What:
Buddha Machine II
Where:
Online here. There's also a less dinky iPhone app version of it, via iTunes.
How much:
AUD $39.95
Related links:
The New Yorker review
The Buddha Machine II is the second generation of a Marlboro Lights-sized plastic box that plays pre-recorded electronic music. Pitchfork gave it 8.2 and the New York Times called it 'beautifully useless'. It has a on/off switch, a plug for your headphones, a tempo dial and a speaker, and comes in different colours (mine is lime).
Its creators, Zhang Jian and Christiaan Virant, a couple of electronic music boobs from Beijing who work under the name FM3, have pre-loaded it with nine tracks that each run for pretty much eternity (or until the batteries run out, whichever comes first).

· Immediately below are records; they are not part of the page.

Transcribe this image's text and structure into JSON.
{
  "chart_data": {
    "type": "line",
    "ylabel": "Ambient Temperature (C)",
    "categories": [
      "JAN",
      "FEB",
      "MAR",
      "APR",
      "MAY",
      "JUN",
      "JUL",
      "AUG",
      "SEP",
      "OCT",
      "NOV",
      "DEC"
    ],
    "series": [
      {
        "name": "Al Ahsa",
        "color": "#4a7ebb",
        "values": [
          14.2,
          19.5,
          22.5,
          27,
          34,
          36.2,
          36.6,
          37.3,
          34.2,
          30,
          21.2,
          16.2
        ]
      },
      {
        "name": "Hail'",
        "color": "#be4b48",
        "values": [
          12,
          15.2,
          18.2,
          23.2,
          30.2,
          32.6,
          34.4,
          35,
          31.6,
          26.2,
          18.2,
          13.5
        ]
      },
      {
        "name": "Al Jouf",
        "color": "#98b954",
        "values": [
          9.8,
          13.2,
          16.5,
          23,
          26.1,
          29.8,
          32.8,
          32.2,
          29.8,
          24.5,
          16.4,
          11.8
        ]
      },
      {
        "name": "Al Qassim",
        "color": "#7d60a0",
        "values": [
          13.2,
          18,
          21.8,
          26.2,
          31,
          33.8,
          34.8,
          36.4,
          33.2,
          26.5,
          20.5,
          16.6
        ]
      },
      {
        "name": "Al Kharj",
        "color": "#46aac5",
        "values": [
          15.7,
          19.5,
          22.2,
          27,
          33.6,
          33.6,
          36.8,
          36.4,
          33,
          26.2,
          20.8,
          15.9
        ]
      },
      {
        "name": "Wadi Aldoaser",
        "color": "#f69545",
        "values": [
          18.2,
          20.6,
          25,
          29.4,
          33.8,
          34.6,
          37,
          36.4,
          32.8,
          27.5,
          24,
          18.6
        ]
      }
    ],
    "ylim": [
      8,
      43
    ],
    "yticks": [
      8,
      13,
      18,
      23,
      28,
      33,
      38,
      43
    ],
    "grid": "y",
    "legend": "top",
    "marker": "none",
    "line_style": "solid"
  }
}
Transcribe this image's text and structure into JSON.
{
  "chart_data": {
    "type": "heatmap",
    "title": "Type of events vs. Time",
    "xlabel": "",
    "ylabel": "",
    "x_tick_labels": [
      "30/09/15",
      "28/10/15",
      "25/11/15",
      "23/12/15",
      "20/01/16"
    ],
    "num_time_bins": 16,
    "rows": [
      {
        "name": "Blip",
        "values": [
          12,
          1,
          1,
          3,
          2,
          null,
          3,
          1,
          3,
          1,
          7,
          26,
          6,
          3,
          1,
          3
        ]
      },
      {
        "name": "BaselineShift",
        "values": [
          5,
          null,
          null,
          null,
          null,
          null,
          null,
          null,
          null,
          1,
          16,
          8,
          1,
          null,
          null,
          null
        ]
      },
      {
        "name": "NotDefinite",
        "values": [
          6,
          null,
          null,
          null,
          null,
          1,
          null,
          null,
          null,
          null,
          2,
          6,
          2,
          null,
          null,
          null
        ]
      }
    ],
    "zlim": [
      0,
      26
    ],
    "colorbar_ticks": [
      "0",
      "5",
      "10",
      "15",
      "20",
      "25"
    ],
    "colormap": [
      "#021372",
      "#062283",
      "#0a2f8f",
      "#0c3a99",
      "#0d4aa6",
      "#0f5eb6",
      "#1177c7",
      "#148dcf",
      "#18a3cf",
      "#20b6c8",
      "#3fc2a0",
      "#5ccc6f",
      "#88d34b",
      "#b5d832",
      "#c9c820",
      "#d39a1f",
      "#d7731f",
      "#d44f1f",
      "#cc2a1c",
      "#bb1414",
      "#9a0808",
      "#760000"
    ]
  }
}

The music is best described as agreeable ambient pap: one track sounds like a elevator's bing, at different pitches, with background drums, looped forever.
Put the Buddha Machine II on your bedside table, strip down to your undies, crank it up and close your eyes and one of two things will happen: your mind will melt into a blissful lump of stress-free whale meat OR you'll go out and purposefully drive your car into the side of a Safeway truck. A couple of days ago my wife casually said that if I play my Buddha Machine II again she'll slit my throat in the dead of night.